Capítulo 1 - Segunda-feira com cheiro de terra molhada

O despertador tocou às 6h15, mas David já estava acordado.

Não por ansiedade, nem por dever. Era hábito. Seu corpo aprendera a despertar antes da hora, como se o silêncio da manhã fosse o único lugar onde ele cabia inteiro.

Ficou deitado alguns minutos, ouvindo o barulho da chuva fina batendo no telhado. A cidade ainda dormia. Ele não.

Levantou-se devagar, atravessou o chão frio da casa de um quarto e meia sala. Alongou os braços, girou os ombros. Dez flexões, vinte agachamentos.

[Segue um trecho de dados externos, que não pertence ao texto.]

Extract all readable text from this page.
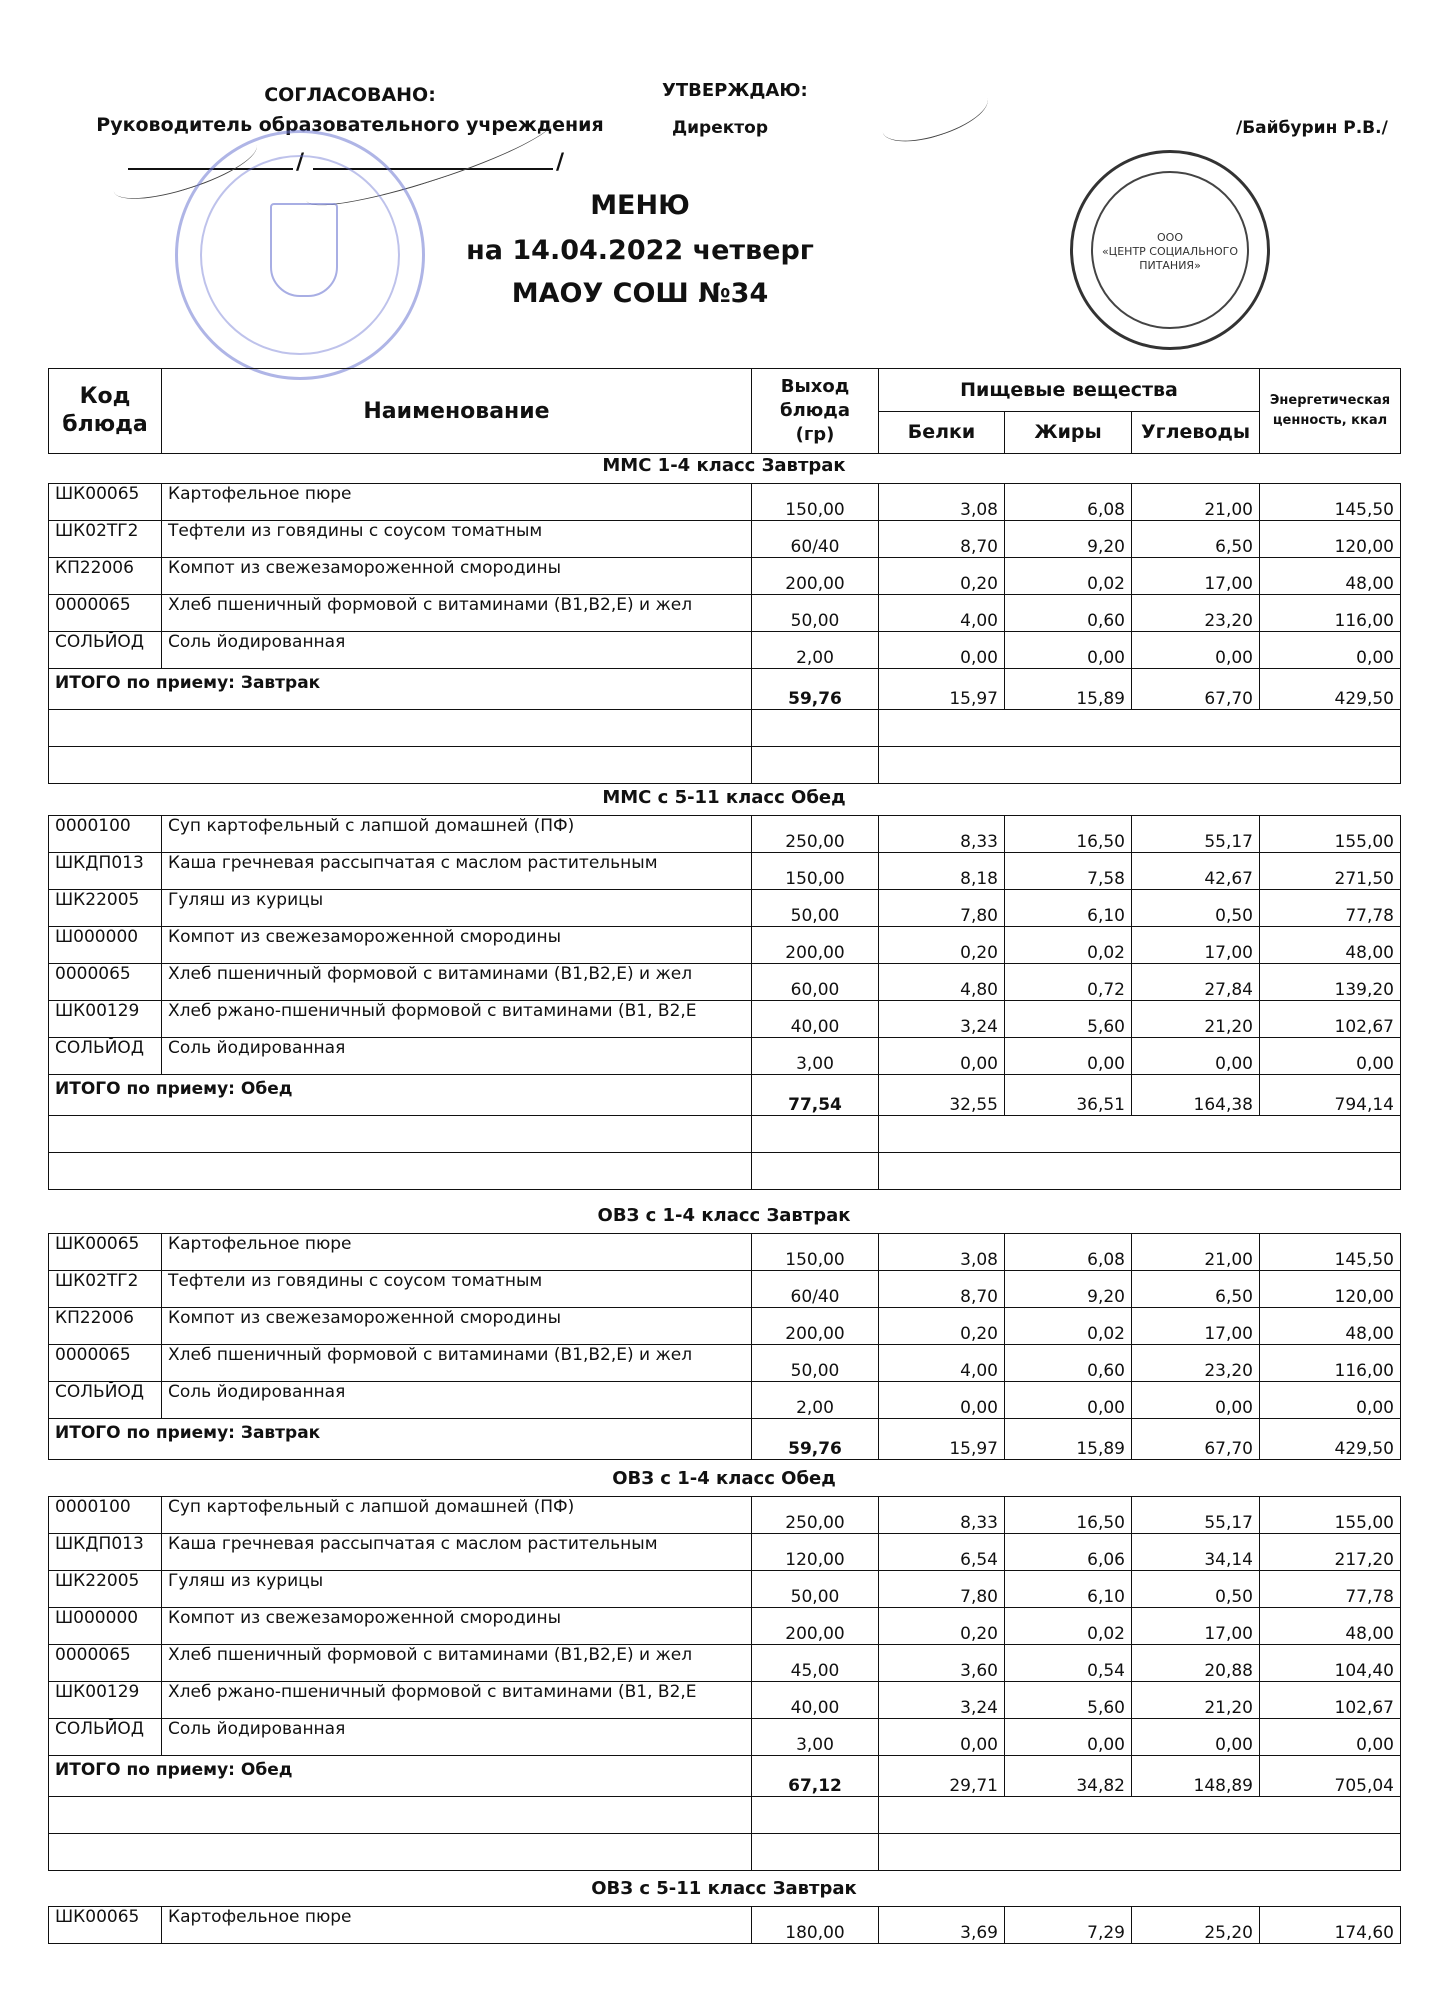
СОГЛАСОВАНО:
Руководитель образовательного учреждения
/	/
УТВЕРЖДАЮ:
Директор	/Байбурин Р.В./
ООО
«ЦЕНТР СОЦИАЛЬНОГО
ПИТАНИЯ»
МЕНЮ
на 14.04.2022 четверг
МАОУ СОШ №34
Код блюда	Наименование	Выход блюда (гр)	Пищевые вещества			Энергетическая ценность, ккал
			Белки	Жиры	Углеводы	
ММС 1-4 класс Завтрак
ШК00065	Картофельное пюре	150,00	3,08	6,08	21,00	145,50
ШК02ТГ2	Тефтели из говядины с соусом томатным	60/40	8,70	9,20	6,50	120,00
КП22006	Компот из свежезамороженной смородины	200,00	0,20	0,02	17,00	48,00
0000065	Хлеб пшеничный формовой с витаминами (В1,В2,Е) и жел	50,00	4,00	0,60	23,20	116,00
СОЛЬЙОД	Соль йодированная	2,00	0,00	0,00	0,00	0,00
ИТОГО по приему: Завтрак		59,76	15,97	15,89	67,70	429,50

ММС с 5-11 класс Обед
0000100	Суп картофельный с лапшой домашней (ПФ)	250,00	8,33	16,50	55,17	155,00
ШКДП013	Каша гречневая рассыпчатая с маслом растительным	150,00	8,18	7,58	42,67	271,50
ШК22005	Гуляш из курицы	50,00	7,80	6,10	0,50	77,78
Ш000000	Компот из свежезамороженной смородины	200,00	0,20	0,02	17,00	48,00
0000065	Хлеб пшеничный формовой с витаминами (В1,В2,Е) и жел	60,00	4,80	0,72	27,84	139,20
ШК00129	Хлеб ржано-пшеничный формовой с витаминами (В1, В2,Е	40,00	3,24	5,60	21,20	102,67
СОЛЬЙОД	Соль йодированная	3,00	0,00	0,00	0,00	0,00
ИТОГО по приему: Обед		77,54	32,55	36,51	164,38	794,14

ОВЗ с 1-4 класс Завтрак
ШК00065	Картофельное пюре	150,00	3,08	6,08	21,00	145,50
ШК02ТГ2	Тефтели из говядины с соусом томатным	60/40	8,70	9,20	6,50	120,00
КП22006	Компот из свежезамороженной смородины	200,00	0,20	0,02	17,00	48,00
0000065	Хлеб пшеничный формовой с витаминами (В1,В2,Е) и жел	50,00	4,00	0,60	23,20	116,00
СОЛЬЙОД	Соль йодированная	2,00	0,00	0,00	0,00	0,00
ИТОГО по приему: Завтрак		59,76	15,97	15,89	67,70	429,50
ОВЗ с 1-4 класс Обед
0000100	Суп картофельный с лапшой домашней (ПФ)	250,00	8,33	16,50	55,17	155,00
ШКДП013	Каша гречневая рассыпчатая с маслом растительным	120,00	6,54	6,06	34,14	217,20
ШК22005	Гуляш из курицы	50,00	7,80	6,10	0,50	77,78
Ш000000	Компот из свежезамороженной смородины	200,00	0,20	0,02	17,00	48,00
0000065	Хлеб пшеничный формовой с витаминами (В1,В2,Е) и жел	45,00	3,60	0,54	20,88	104,40
ШК00129	Хлеб ржано-пшеничный формовой с витаминами (В1, В2,Е	40,00	3,24	5,60	21,20	102,67
СОЛЬЙОД	Соль йодированная	3,00	0,00	0,00	0,00	0,00
ИТОГО по приему: Обед		67,12	29,71	34,82	148,89	705,04

ОВЗ с 5-11 класс Завтрак
ШК00065	Картофельное пюре	180,00	3,69	7,29	25,20	174,60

Um minuto de silêncio total.

Foi até a janela e abriu. O cheiro de terra molhada subiu como uma lembrança involuntária. Um cheiro antigo. Familiar.

Do tipo que traz vozes que não se ouve mais.

Na cozinha, preparou o café com precisão automática: três colheres rasas de pó, água quente — sem ferver — e o mesmo copo de vidro lascado na borda.

Enquanto a água passava, regou suas plantas da estante. Uma folha nova nascia no antúrio.

David sorriu. Pequeno. Só ele viu.

Sentou-se à mesa, olhou o celular, não abriu mensagens. Tomou o café devagar, como se cada gole adiasse o peso do dia.

> “O silêncio é confortável quando não vem acompanhado de ausência”, ele pensou.

Mas ali, sempre vinha.

Vestiu-se com uma camiseta escura e calça jeans. No espelho, encarou seu rosto: comum, como sempre. Nem bonito, nem feio. Apenas... ele.

Pegou a mochila, trancou a porta, saiu.

A rua ainda úmida refletia a cidade com um cinza macio.

No ônibus, olhou pela janela. Pessoas. Telhados. Postes. Tudo se repetia com a mesma precisão indiferente.

> Às vezes, David sentia que o mundo continuava girando mesmo quando ele parava. E isso o cansava de um jeito difícil de explicar.

Chegou à agência pouco antes das nove. Ninguém reparou sua entrada. Ligou o computador, conectou os fones — sem música — e abriu o primeiro e-mail.

Na mesa ao lado, Clara já estava sentada. Livro nas mãos, caneta vermelha entre os dedos.

Ela olhou de relance.

— Sua meia tá trocada.

David olhou para os pés. Azul escuro e preta.

— É — disse. — Esqueci de olhar.

Clara não riu. Só voltou ao livro.

> E talvez, naquele momento, algo dentro dele tenha lembrado o que era ser visto.